Plus de poissons, plus de pêcheurs. Plus simple qu’une morale de La Fontaine, ce principe a néanmoins toujours besoin d’être défendu par les associations militant en faveur d’une réforme de la politique des pêches européennes. Le WWF espère que les parlementaires réunis ce mercredi pour discuter de la politique commune de la pêche (PCP) prendront en compte les recommandations des scientifiques sur les stocks de poissons. La navigatrice Isabelle Autissier, présidente du WWF-France, explique pourquoi il est urgent de changer de filets.

Qu’espérez-vous de la réunion des parlementaires européens ce mercredi?

Nous sommes très mobilisés car nous considérons que c’est la dernière chance pour la pêche. Nous sommes à la fois face à un écroulement des stocks de poissons et à un fort taux de chômage chez les pêcheurs. Nous sommes entrés dans les dix années décisives, si on ne fait pas quelque chose maintenant, ce sera trop tard.

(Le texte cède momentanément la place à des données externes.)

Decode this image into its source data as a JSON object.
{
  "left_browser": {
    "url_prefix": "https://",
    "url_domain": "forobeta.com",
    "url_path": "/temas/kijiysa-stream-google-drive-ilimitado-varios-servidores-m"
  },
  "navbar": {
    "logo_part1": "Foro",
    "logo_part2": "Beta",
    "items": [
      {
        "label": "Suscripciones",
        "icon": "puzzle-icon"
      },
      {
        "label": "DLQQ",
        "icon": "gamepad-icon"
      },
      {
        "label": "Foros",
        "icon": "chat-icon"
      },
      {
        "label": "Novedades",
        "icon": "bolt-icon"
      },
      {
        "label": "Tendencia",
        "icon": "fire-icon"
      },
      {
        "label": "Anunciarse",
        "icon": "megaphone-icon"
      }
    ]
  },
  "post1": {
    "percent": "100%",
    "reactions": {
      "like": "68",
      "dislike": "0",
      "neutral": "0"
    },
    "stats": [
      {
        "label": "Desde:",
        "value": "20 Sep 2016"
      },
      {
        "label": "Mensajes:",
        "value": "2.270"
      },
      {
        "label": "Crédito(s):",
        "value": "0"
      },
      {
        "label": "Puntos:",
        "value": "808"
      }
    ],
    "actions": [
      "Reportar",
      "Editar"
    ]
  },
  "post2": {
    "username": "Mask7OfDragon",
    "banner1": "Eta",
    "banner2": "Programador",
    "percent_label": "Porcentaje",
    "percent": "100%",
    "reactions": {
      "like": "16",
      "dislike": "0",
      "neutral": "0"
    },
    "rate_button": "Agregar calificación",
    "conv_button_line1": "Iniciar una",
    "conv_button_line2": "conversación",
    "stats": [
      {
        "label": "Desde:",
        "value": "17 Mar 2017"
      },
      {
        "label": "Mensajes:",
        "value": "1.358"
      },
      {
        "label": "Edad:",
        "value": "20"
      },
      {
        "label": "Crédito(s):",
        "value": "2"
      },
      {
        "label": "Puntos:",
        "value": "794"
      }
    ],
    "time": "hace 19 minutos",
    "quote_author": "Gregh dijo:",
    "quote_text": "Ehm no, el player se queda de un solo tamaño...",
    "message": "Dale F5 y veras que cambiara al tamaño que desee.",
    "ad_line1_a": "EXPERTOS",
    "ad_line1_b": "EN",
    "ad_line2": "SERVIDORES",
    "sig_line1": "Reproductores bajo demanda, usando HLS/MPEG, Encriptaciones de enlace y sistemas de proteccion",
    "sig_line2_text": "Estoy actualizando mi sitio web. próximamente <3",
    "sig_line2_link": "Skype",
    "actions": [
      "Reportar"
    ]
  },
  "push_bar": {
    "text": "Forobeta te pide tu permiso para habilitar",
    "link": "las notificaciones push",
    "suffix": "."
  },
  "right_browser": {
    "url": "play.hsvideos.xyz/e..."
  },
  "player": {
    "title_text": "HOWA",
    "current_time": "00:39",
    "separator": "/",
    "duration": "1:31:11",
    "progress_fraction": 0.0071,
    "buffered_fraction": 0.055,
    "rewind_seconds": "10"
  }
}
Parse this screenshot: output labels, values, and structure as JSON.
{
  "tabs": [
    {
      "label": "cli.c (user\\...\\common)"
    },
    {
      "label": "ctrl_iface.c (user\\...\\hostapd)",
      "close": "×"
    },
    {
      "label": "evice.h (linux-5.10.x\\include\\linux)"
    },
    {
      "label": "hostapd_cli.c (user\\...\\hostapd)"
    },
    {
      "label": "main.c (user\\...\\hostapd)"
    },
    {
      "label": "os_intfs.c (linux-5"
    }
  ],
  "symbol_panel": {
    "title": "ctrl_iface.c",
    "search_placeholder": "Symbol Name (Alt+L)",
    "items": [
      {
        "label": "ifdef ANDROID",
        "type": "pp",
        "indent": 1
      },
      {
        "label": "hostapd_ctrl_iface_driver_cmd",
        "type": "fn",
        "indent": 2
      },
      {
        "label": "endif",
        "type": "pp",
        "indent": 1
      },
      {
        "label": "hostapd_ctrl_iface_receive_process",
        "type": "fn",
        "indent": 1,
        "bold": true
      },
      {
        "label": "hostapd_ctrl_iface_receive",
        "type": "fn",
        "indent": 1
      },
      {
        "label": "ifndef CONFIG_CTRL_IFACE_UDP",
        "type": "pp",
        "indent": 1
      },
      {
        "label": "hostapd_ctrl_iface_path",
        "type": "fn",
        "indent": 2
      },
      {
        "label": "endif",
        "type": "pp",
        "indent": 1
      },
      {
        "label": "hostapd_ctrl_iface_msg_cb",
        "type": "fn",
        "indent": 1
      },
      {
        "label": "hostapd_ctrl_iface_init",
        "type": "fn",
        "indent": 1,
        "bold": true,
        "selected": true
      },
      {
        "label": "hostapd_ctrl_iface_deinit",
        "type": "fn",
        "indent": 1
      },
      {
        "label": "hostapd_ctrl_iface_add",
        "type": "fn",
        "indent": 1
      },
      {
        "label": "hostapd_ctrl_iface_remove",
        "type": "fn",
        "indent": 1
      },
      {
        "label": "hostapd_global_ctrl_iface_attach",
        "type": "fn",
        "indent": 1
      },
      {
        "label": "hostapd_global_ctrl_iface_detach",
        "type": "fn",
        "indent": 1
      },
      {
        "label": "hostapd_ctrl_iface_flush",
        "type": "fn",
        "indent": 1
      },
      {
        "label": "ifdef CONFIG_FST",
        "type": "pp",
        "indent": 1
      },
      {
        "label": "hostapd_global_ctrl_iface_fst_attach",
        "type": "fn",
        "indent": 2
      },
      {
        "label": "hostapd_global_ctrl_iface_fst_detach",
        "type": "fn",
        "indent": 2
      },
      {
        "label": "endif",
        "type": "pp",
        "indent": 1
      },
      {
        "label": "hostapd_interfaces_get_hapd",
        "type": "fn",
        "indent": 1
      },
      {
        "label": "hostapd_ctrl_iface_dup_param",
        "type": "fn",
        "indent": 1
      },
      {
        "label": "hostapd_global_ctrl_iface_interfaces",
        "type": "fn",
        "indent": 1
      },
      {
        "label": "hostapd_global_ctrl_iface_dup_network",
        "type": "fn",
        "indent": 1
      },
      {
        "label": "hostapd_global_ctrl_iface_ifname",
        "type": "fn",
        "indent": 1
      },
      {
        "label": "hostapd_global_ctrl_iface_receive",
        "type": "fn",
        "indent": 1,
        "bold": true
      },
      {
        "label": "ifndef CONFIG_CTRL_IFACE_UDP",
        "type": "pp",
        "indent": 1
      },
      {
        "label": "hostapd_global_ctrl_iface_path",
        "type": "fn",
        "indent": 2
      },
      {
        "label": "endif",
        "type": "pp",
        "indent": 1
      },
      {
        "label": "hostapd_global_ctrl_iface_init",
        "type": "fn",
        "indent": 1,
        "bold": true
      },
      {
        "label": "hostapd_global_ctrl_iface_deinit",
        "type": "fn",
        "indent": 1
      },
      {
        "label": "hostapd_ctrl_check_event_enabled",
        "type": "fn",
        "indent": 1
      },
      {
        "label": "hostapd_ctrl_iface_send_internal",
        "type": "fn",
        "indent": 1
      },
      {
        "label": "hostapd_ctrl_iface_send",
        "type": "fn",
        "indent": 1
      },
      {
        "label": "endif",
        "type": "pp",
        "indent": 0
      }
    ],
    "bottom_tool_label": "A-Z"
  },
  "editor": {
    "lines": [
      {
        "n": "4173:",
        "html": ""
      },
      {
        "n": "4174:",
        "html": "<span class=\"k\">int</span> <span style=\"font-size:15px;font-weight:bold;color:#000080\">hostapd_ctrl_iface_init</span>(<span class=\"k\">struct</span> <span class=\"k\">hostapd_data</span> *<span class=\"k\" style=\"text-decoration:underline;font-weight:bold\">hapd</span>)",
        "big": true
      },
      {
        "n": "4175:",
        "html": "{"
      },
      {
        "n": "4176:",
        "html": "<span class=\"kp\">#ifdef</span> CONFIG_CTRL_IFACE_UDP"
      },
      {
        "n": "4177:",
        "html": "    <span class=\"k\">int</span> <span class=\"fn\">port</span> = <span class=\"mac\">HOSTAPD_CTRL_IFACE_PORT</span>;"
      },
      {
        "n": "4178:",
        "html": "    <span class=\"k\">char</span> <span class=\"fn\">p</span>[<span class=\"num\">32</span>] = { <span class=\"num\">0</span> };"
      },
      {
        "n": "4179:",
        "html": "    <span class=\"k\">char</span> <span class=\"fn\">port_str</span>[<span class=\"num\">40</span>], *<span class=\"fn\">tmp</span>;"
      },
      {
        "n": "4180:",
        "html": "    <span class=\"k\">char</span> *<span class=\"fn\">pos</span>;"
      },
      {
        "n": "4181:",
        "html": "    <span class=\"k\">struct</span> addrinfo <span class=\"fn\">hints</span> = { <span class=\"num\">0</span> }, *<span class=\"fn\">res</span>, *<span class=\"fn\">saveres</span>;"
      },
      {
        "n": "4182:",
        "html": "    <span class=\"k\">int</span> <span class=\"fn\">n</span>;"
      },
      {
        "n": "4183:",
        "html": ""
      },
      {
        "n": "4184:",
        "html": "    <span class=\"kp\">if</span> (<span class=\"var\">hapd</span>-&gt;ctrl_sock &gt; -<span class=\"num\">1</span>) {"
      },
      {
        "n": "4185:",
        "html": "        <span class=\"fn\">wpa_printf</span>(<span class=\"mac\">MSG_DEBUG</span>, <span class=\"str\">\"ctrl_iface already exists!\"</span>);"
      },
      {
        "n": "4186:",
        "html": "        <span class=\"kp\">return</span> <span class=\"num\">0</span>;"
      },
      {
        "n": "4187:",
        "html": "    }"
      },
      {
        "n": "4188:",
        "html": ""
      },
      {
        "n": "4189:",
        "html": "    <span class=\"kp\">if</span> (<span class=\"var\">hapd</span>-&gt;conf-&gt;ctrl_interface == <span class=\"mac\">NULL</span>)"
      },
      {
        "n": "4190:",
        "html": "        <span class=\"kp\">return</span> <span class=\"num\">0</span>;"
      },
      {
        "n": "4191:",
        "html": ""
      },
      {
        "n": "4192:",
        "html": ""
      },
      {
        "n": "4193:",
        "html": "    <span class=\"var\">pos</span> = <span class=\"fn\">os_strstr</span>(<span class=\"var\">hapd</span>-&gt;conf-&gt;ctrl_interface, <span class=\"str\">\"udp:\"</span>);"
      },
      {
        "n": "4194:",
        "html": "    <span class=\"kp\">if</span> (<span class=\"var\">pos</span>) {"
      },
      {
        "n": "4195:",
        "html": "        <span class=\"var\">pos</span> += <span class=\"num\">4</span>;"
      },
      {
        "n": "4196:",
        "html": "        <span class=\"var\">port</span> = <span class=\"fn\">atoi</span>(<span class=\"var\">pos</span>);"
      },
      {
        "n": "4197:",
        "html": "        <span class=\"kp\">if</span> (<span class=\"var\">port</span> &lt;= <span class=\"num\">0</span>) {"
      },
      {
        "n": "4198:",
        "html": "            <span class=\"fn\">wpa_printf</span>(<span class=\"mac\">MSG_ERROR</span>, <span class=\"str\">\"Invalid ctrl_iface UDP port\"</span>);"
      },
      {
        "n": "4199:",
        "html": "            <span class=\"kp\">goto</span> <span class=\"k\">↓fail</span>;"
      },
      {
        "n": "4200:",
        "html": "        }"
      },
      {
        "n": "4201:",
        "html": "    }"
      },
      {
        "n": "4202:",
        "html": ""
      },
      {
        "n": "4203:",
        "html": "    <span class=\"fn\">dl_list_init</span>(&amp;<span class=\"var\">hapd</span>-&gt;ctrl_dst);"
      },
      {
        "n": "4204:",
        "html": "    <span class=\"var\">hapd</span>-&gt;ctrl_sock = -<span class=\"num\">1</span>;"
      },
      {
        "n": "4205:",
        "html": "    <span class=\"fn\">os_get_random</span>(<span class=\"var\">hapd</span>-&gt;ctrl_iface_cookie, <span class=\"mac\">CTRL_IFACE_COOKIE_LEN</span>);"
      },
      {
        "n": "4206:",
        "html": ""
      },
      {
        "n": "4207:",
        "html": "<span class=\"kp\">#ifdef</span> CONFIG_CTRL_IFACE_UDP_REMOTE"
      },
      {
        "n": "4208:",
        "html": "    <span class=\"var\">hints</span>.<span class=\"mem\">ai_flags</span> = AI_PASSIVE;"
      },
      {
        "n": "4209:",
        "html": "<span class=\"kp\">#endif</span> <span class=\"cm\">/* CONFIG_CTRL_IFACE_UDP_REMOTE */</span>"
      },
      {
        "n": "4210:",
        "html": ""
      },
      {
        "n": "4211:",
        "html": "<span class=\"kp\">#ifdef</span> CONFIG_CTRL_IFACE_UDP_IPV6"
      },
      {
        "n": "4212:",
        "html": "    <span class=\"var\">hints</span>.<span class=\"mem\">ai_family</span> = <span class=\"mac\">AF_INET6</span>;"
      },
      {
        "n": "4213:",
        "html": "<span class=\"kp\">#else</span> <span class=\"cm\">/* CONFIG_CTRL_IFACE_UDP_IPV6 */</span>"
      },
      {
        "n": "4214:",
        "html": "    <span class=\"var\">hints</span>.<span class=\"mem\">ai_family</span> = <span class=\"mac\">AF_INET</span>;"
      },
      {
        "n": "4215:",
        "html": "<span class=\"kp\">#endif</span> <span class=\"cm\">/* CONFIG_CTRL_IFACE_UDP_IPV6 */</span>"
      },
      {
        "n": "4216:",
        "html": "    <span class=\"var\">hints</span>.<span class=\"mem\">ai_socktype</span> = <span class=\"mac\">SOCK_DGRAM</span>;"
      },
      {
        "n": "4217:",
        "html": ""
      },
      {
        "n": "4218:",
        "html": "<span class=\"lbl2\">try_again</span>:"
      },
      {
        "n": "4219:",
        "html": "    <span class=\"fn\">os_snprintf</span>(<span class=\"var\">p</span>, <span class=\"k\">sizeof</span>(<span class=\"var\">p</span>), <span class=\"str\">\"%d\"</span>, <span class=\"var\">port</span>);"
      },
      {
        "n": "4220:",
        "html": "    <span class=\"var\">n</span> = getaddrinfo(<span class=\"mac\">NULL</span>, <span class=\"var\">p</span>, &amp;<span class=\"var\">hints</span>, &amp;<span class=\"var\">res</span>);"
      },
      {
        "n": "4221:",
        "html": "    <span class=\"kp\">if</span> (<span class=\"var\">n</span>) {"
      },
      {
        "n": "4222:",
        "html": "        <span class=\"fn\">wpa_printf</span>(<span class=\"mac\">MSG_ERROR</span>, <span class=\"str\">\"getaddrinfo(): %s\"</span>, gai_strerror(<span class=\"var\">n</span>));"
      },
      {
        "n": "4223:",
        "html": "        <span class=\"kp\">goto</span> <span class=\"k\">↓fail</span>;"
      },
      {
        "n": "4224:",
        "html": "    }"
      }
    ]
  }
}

La première réunion intermédiaire des députés en décembre a été plutôt dans le sens de vos attentes, y a-t-il encore des points à améliorer?

Nous sommes contents que l’avis des scientifiques soit réellement pris en compte et qu’il ne soit pas une simple variable d’ajustement. Maintenant, nous souhaitons que les rendements maximums durables soient calculés avec une marge car sur des stocks aussi fragiles et aussi détériorés, on n’est jamais à l’abri d’un problème. Le deuxième point sur lequel nous sommes mobilisés, c’est l’arrêt des captures accessoires. Le zéro rejet est un bel objectif à moyen terme, mais il faut aussi que l’Europe investisse dans des moyens de recherche pour ne pas pêcher ces espèces qu’on ne commercialise pas. Il faut donc faire porter l’effort sur les engins de pêche, les zones et les époques pour minimiser le gaspillage des ressources marines. Le dernier point qui nous paraît important, c’est de rapprocher nos objectifs de ceux des pêcheurs. On peut s’appuyer sur les pêcheurs artisans et créer des commissions avec les pouvoirs publics,  les consommateurs, les ONG et la société civile, pour décliner en objectifs concertés les principes que l’Europe pourra avoir adopté.

Les petits pêcheurs sont donc plutôt d’accord avec vous?

Oui, car ils gèrent leur jardin, ils ne sont pas idiots. Nous souhaiterions que l’accès à la ressource favorise les pêches vertueuses, et que celles qui utilisent le moins de carburant fossile, qui créent le plus d’emplois et qui ont le plus petit taux de subventions publiques par kilo de poisson aient un droit préférentiel.